Wednesday, 7 August 2013 @ 03:59  0 stares
From the depths of a deep still sea
it floats to the surface
and now and then
ripples form
and waves rise and fall
with a bittersweet sadness
that washes over me
like a cool shower of rain
penetrating my bones
sending shivers down my back
I struggle to breathe
It bobs and stirs
nudged by my feeble mind
until I hastily push it back down again
Saturday, 6 July 2013 @ 20:52  0 stares
It's almost as if for one bad thing said it far outweighs all the nice things that have ever been said to you and you seem to need at least 10 good things said to you again to even begin to counter it.
People say a lot of horrible things when they are angry or upset. And then apologise for it later.
But you can't help but think, deep down, that's what they really think of you and it was nothing but the truth that all came rushing out. 
@ 02:47  0 stares
I think I'm watching everything fall apart in front of my eyes.
Friday, 5 July 2013 @ 17:44  0 stares
"I am not perfect, I am weak," he whispered.

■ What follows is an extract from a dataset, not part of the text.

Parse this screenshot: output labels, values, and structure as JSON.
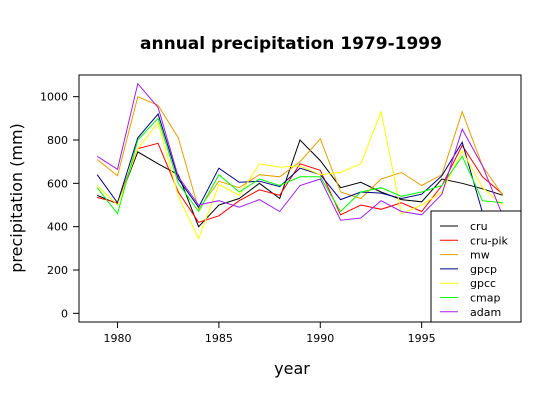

"No, you are not," I reply. "Just because you feel you have somehow failed, you are not weak, you are in fact, stronger than you think. A person who is willing to love is strong, a person still able to make sacrifices, protect, try and let go. A person who will not let their heart be hardened and sink into numbness. A person who still feels, despite everything, and lives. You are still those things. Love, after all, is courage in it's own way."